No Brasil, a polarização já não se limita ao embate entre eleitores e grupos políticos – ela também se reflete nas relações entre os três Poderes. O confronto constante entre Executivo, Legislativo e Judiciário transbordou para o debate público, reforçando a percepção de um sistema em crise permanente e fortalecendo discursos extremistas, o que fragiliza ainda mais a estabilidade institucional. Procurados, governo, Congresso e STF não se manifestaram.
A paisagem nem sempre foi essa. Houve um período em que a relação entre os Poderes era mais previsível e menos turbulenta.
“Eu chamo o líder e resolvo”. Essa era a frase que o então presidente Fernando Henrique Cardoso registrou em seu livro de memórias para traduzir a dinâmica do poder em Brasília em 1996. Nesse período, o chefe do Executivo era o grande articulador do jogo político: negociava diretamente com líderes partidários, distribuía cargos estratégicos e recursos via emendas parlamentares, garantindo maioria no Congresso sem grandes sobressaltos.

O Legislativo tinha influência, mas estava longe de ser protagonista, enquanto o Supremo permanecia à margem das grandes decisões políticas: seus ministros não apenas adotavam um comportamento mais reservado, evitando excessos em eventos públicos ou entrevistas, mas também exerciam seus poderes de forma mais contida, restringindo decisões monocráticas e interpretações que extrapolassem o escopo do tribunal e interferissem em outros Poderes – como ocorre atualmente.
Reviravolta
Em 2005, o Mensalão trouxe o STF para o centro do cenário político ao transformar a Corte constitucional também em tribunal penal, condenando políticos de diferentes matizes ideológicos e marcando a primeira vez em que o Supremo assumiu papel central no embate político nacional. Dez anos depois, no auge da Lava Jato, a dinâmica se aprofundou. Diante de um Congresso empoderado e de uma base política fragmentada, Dilma Rousseff reconheceu sua fragilidade: “Eu não posso tudo”.
O que aconteceu entre esses dois momentos, explica a cientista política Argelina Figueiredo, pesquisadora do Centro Brasileiro de Análise e Planejamento (Cebrap), foi que o Congresso, em períodos de fragilidade do Executivo, conseguiu aprovar mudanças constitucionais que ampliaram sua autonomia e independência. Entre essas alterações, destacam-se as mudanças nas leis orçamentárias, que resultaram no controle de R$ 50 bilhões em emendas parlamentares (projeção para 2025) – valores do Orçamento federal destinados por deputados e senadores a suas bases eleitorais.
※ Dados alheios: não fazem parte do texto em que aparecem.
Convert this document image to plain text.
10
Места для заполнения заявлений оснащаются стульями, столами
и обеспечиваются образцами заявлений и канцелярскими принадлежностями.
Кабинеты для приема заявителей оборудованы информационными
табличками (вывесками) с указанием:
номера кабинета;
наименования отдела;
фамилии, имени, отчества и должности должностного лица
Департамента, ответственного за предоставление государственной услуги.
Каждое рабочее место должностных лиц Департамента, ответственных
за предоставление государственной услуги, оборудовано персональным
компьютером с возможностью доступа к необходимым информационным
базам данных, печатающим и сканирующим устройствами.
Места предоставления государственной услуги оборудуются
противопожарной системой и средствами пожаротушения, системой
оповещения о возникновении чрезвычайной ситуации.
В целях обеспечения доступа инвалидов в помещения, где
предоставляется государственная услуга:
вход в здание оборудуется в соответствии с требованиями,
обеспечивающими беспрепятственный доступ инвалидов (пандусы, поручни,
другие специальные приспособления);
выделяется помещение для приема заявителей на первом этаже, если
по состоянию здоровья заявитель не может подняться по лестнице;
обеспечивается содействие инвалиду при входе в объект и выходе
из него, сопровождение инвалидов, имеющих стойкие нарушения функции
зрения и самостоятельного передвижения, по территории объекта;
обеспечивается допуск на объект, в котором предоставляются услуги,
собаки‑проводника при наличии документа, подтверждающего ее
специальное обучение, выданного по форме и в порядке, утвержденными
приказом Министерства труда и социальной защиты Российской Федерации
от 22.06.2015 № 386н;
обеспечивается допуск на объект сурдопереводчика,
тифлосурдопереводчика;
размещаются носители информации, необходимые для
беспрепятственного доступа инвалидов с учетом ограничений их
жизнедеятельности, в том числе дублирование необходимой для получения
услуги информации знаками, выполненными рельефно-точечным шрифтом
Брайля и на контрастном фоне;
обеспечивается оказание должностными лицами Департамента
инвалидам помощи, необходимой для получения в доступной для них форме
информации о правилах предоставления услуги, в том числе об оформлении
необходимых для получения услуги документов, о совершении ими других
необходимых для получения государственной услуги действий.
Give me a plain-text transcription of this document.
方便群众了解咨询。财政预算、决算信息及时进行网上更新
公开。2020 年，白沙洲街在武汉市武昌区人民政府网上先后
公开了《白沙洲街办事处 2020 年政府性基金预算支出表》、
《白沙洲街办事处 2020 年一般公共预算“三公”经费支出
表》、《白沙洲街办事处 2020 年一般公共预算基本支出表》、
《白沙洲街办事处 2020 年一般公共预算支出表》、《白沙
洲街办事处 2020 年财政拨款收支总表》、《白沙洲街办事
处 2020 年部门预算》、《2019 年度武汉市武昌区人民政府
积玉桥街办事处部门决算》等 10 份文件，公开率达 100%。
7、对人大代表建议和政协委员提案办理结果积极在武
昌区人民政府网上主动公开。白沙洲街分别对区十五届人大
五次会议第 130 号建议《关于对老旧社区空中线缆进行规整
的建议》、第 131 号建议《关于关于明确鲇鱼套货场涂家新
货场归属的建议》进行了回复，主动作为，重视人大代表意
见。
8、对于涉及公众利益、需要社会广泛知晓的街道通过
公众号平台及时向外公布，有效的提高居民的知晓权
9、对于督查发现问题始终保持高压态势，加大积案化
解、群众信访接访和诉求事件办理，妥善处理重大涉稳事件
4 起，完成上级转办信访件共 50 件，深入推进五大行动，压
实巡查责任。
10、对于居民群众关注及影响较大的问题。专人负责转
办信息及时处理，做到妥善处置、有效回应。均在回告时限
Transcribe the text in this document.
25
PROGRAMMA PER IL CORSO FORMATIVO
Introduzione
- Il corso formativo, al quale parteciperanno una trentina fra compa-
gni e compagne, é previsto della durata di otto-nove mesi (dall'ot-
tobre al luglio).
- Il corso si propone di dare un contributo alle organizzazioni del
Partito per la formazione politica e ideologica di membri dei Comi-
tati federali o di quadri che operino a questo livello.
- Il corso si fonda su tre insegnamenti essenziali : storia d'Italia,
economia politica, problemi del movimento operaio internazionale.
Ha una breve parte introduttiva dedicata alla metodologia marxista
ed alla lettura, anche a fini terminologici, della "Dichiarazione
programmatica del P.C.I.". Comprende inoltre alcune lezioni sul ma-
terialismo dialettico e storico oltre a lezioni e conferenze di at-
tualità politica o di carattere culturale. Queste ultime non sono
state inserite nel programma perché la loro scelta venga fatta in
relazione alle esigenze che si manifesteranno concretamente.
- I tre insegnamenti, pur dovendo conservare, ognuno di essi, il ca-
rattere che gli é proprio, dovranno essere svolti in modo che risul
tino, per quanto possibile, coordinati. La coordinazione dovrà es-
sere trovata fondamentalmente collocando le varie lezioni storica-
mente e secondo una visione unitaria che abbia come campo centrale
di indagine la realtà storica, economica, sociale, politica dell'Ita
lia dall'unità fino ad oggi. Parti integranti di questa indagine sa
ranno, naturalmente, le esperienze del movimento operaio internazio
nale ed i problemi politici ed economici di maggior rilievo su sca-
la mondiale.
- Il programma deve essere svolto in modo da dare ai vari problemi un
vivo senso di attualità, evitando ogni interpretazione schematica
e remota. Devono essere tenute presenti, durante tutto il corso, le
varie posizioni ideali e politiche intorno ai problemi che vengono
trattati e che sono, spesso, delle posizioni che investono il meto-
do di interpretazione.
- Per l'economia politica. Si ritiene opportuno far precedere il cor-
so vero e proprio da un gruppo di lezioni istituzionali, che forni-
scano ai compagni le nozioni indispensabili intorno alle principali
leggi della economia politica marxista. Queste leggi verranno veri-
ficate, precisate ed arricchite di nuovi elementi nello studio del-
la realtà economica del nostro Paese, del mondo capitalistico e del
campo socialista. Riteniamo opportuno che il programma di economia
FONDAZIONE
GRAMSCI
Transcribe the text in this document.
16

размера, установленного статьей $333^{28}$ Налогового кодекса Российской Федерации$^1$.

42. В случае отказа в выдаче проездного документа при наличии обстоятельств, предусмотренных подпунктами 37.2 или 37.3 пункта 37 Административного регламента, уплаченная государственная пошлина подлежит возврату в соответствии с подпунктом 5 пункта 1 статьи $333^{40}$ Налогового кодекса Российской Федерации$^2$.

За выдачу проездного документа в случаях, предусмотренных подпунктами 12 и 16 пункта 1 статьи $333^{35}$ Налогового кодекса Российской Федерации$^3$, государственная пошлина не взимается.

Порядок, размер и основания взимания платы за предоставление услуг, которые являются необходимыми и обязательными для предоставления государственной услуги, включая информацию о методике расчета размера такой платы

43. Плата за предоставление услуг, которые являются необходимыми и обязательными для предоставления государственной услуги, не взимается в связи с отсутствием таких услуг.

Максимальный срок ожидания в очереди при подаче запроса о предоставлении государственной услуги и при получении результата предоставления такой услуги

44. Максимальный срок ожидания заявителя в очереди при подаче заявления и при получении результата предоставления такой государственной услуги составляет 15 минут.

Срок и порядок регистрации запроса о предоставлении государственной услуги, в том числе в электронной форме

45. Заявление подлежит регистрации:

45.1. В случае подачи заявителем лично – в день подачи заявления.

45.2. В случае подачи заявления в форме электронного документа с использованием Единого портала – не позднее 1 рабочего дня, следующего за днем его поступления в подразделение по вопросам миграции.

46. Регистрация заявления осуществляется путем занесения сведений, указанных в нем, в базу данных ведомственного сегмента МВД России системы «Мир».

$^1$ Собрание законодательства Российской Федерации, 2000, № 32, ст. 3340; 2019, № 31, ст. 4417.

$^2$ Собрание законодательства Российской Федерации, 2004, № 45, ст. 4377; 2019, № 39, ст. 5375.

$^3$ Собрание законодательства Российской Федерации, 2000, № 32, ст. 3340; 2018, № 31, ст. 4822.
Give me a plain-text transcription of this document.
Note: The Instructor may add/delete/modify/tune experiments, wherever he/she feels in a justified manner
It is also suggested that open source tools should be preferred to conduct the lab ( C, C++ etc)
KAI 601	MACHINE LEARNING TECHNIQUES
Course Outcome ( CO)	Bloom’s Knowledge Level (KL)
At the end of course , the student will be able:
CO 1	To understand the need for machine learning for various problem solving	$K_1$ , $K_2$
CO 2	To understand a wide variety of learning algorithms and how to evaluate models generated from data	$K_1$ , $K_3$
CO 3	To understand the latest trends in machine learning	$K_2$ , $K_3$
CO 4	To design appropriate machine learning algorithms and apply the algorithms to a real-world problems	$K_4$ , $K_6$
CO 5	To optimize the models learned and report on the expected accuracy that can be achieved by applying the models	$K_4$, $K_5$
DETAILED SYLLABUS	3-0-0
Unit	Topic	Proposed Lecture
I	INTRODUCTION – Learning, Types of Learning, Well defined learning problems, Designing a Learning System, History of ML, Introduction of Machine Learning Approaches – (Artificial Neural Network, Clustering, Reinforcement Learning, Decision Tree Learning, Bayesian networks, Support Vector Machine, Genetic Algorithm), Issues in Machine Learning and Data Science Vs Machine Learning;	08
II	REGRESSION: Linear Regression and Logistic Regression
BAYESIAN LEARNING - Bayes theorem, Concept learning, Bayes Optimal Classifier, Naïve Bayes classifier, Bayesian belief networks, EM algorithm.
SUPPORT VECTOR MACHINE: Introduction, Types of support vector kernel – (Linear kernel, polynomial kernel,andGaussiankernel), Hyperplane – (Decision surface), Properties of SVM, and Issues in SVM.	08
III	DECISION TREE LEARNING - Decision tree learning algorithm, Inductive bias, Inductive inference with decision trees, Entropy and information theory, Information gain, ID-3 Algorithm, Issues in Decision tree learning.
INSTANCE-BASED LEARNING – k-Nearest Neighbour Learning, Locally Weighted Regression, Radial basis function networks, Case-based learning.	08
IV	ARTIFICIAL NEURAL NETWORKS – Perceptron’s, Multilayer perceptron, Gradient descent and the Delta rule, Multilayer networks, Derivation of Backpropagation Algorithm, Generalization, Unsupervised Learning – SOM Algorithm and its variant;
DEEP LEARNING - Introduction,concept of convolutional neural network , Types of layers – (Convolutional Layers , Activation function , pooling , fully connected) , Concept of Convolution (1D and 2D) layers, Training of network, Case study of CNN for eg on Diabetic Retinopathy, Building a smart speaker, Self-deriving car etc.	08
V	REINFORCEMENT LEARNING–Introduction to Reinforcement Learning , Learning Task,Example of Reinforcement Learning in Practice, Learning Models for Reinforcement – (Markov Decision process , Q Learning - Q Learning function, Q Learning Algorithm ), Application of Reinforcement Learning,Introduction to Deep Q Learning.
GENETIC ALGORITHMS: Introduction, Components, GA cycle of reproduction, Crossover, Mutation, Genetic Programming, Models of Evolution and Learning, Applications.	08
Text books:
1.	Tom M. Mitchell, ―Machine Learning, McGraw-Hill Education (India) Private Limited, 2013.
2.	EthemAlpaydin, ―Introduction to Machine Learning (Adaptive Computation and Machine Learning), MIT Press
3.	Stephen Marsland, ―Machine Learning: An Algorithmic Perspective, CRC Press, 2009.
Antes dessas mudanças, o governo federal tinha poder sobre a liberação das emendas, usando esse mecanismo como moeda de troca para garantir apoio no Congresso e aprovar sua agenda. Agora, afirma o economista Marcos Mendes, a lógica mudou: as emendas passaram a ser obrigatórias, o que significa que o presidente da República não pode mais decidir se paga ou não – o governo, portanto, é obrigado a repassar o dinheiro diretamente aos parlamentares todos os anos, reduzindo sua margem de negociação e ampliando o controle do Congresso sobre o Orçamento.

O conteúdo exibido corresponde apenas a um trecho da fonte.